For two years, Dudas managed her condition with medication, a low-sodium diet, and closely monitoring her fluid intake. But when her health took a nosedive in 2020, it was time for a heart transplant.
While awaiting the transplant, doctors also found a golf ball-sized brain tumor in her head. "The discussion became, do we take out the brain tumor first and then do a heart transplant, or do we do a heart transplant first and then do a brain surgery?" she told Insider.
The doctors decided to remove the tumor first, and then do the heart transplant. Now, she said, she's determined to prove that the new heart she was given won't go to waste.
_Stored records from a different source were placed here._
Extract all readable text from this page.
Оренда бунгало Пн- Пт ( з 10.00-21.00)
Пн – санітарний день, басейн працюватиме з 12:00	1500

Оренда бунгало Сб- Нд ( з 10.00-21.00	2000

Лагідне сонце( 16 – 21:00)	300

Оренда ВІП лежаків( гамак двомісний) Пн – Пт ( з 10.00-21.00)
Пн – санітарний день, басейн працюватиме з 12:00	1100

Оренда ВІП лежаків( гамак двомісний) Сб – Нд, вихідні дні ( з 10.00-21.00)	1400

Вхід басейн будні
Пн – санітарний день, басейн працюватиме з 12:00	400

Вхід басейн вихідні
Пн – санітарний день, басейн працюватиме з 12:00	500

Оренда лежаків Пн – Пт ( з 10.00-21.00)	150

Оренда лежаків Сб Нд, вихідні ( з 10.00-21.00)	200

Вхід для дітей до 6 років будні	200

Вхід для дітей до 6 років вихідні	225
A young professional dismissed her symptoms as job stress. She almost died days later.
Brittany Williams was working in an accounting firm in Tallahassee, Florida, at age 24 when she felt the left side of her body go numb. She Googled her symptoms, and learned that stroke, heart attack, and cardiac arrest were possible culprits. "I started to panic," Williams, now 32, told Insider.
But when she told her boss how she was feeling and what it could mean, her boss told Williams she was overreacting — and Williams agreed.
"I was like, 'You're right. I'm only 24. I'm running five miles every day, eating extremely healthy, living a healthy lifestyle,'" Williams said. So she brushed it off as stress from tax season and working a retail job on the side.
But a few days later, while on a family trip to New York City, Williams collapsed at a Times Square bar. She'd suffered a cardiac arrest due to an undiagnosed heart condition. She credits bystanders and an automated external defibrillator, or AED, with her survival.
"I was in disbelief," Williams said. "I just thought heart disease happened to the elderly or heavy smokers and heavy drinkers, not young adult athletes like me. I just never in a million years would picture myself going into cardiac arrest."
Williams was diagnosed with long QT syndrome, a heart signaling disorder that causes "fast, chaotic heartbeats," according to the Mayo Clinic. The National Organization for Rare Diseases estimates that about 1 in 2,000 people are born with the condition.
Now she has an internal defibrillator, which monitors her heartbeat and shocks it back into a normal rhythm in the case of another cardiac event. She also wants people to learn how to recognize the signs of cardiac arrest and to perform CPR if necessary.